Here in Canada statistics are conveniently not available as to the number of attacks and cost to taxpayers.

Does anybody knows that in the U.S. between 2006 and 2008, 88 people were killed by dangerous dogs, which means one every 21 days?

Pit bull-type dogs and Rottweilers accounted for 73 per cent of these deaths.

In 2001 over 368,000 people were treated for dog bites, which means every 75 seconds or over 1,000 each day as the number of dog attacks have doubled in the last 15 years.

All above numbers have drastically increased during the past years because of the “popularity” of these dogs originally bred to maim and kill. Further, do parents know that 42 per cent of these attacks were on children under the age of 14?

Do they also know that these kind of dogs attack their owners, spouses, children, grandchildren, relatives, visitors, neighbours and more without explainable reason?

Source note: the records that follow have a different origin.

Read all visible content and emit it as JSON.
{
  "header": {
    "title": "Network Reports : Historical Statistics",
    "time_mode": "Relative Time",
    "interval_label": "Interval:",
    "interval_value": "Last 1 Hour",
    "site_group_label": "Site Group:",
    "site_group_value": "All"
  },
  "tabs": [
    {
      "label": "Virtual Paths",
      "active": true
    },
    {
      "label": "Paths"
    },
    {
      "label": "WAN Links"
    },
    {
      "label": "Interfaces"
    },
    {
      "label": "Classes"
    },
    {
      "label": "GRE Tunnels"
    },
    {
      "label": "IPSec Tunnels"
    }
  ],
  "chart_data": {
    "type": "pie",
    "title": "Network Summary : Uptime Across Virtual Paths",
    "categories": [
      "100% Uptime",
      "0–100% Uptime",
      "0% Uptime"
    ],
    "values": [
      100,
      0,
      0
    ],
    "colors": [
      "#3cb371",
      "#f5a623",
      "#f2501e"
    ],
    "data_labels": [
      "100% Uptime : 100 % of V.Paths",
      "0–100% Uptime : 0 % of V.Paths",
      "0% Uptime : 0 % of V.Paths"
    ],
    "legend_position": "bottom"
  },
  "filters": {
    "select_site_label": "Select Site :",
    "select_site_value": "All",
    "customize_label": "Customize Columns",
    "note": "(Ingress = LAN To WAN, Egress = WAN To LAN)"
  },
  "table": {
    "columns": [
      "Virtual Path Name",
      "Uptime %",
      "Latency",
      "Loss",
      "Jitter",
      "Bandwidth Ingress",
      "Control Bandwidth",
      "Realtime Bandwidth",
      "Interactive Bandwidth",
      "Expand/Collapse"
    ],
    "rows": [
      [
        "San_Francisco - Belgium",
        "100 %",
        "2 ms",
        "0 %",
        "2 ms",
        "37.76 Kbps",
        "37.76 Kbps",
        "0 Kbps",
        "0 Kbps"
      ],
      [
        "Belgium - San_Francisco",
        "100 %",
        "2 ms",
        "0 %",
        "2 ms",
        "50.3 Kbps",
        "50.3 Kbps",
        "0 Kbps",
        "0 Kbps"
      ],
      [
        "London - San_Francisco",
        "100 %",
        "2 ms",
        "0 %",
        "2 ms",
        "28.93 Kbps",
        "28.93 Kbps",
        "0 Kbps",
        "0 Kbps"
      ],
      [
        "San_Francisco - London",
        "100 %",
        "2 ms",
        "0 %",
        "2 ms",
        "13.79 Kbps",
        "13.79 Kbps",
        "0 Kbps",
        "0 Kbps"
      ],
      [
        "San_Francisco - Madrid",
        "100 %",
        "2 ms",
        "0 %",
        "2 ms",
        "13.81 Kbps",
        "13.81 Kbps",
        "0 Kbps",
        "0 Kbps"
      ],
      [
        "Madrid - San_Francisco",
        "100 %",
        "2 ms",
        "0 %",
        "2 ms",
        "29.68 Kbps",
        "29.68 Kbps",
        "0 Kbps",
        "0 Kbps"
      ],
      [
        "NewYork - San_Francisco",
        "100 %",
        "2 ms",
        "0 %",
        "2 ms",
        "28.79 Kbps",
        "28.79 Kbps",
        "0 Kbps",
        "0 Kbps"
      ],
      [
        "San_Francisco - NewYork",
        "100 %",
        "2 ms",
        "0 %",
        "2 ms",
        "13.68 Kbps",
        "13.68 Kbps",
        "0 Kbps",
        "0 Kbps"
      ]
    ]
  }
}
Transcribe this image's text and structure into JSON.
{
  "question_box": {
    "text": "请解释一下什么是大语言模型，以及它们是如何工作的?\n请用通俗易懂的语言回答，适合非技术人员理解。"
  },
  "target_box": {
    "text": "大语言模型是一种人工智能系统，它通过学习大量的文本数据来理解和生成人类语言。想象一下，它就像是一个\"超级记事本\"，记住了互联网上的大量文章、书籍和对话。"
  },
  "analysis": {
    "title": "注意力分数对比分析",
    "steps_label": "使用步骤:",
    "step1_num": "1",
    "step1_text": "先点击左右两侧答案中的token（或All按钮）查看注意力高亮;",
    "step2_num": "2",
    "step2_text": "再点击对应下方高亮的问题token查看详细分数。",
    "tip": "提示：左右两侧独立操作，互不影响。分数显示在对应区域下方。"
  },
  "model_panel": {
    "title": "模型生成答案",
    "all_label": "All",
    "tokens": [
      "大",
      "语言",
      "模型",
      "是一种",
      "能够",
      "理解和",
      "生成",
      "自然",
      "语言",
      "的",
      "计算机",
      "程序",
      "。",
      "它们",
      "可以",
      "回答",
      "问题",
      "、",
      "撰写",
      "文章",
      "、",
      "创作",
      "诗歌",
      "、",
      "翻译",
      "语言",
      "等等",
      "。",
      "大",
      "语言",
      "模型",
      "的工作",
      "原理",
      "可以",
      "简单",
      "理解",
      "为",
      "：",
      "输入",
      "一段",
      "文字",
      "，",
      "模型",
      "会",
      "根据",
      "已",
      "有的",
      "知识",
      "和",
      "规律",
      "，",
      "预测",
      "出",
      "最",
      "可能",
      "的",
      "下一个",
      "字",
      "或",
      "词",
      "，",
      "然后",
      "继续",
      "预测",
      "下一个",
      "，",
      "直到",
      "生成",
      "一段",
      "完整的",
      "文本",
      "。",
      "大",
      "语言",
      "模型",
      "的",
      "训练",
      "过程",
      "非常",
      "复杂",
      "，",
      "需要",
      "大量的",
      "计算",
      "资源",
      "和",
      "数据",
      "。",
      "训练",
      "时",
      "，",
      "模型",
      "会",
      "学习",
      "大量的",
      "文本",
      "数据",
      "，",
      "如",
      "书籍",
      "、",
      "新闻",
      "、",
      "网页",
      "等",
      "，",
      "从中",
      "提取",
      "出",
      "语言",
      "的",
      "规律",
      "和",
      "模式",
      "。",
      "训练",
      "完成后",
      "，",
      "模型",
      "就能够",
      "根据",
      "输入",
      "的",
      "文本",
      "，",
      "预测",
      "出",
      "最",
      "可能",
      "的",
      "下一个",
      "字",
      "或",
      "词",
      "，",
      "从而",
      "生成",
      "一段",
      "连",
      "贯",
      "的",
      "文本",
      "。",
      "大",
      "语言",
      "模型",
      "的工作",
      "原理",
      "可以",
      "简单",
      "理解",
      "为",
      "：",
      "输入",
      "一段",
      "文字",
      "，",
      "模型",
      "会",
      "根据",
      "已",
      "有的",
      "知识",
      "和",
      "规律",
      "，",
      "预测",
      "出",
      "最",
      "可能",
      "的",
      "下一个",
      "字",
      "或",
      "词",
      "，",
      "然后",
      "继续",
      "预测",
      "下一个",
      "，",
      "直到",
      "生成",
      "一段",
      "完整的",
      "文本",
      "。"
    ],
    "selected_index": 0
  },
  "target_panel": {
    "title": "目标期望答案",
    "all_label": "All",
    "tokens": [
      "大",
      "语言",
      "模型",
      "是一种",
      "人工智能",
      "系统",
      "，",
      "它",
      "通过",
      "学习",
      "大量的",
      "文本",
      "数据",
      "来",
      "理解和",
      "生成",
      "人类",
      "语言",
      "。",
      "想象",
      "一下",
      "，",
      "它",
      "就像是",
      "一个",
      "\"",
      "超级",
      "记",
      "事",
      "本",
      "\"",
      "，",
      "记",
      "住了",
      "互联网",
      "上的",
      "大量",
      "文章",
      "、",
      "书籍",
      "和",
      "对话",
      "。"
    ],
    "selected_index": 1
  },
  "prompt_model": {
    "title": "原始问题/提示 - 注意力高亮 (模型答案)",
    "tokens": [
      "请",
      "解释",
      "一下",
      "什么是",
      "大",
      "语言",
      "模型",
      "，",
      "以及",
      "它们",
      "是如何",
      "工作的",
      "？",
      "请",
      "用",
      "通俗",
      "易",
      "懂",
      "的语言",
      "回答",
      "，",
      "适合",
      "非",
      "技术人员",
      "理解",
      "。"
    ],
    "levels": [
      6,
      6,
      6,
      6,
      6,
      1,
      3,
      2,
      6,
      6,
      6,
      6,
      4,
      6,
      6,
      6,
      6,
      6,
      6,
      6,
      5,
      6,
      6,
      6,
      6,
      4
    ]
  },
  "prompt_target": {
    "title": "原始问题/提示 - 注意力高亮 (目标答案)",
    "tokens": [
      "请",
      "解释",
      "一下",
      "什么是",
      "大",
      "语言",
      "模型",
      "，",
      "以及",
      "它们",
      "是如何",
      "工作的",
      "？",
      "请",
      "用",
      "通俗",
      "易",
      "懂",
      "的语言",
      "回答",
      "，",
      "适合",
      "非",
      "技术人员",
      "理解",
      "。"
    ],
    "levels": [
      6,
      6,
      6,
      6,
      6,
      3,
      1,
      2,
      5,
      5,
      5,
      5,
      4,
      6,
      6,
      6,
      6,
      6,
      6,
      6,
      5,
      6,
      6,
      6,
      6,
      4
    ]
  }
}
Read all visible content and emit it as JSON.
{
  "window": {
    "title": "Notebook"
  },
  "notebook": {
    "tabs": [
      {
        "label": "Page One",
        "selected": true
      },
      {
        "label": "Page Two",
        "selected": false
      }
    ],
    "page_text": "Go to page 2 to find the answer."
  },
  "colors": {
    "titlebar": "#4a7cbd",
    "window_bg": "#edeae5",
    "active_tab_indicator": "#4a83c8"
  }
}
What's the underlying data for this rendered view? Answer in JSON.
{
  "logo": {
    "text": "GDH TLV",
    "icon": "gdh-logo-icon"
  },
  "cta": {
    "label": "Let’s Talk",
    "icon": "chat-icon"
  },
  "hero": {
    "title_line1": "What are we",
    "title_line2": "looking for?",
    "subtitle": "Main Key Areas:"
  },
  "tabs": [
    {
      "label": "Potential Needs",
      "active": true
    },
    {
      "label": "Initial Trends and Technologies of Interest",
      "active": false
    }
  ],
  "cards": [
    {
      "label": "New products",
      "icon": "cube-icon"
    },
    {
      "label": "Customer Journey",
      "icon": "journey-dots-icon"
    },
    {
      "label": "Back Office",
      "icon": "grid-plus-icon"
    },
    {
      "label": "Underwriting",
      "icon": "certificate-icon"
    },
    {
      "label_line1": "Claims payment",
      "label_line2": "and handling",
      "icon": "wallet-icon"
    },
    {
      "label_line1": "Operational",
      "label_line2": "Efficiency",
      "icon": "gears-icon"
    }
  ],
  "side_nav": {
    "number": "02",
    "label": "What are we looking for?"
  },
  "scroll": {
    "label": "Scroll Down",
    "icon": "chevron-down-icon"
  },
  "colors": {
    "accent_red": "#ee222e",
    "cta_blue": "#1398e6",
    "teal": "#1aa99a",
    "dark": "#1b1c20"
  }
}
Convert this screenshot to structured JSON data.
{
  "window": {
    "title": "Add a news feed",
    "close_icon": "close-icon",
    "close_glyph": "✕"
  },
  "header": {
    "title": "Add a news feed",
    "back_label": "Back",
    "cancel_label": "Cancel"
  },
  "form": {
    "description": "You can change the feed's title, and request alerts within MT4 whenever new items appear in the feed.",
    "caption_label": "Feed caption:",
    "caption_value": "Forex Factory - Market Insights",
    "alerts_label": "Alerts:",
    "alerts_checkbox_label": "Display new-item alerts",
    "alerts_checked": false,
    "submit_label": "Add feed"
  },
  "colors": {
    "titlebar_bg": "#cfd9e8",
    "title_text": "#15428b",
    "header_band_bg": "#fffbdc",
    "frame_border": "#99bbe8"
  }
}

All the above statistics obtained from: www.DogsBite.org

So again I am asking: What is Surrey going to do about this very important issue?


Pieter Spierenburg, Surrey


It’s not the dog, it’s the owner


Give me a break. When is the community going to finally educate themselves?

It’s not the dogs, it’s the owners. There are tons of pit bulls out there that are incredible family dogs, great companions, and fantastic protectors.

When you take any dog, chain it up in your backyard, smack it around, show it zero love or in the very least the bare minimum of necessity, of course it’s going to become vicious. That’s a fact whether it’s a pit bull or a poodle.

Both of my dogs have been attacked by small dogs to the point where blood was drawn.

You can’t ban a breed of dog because the irresponsible owners in Surrey and all over the Lower Mainland don’t know how to raise a healthy, balanced animal. Punish the bad owners, not all the owners.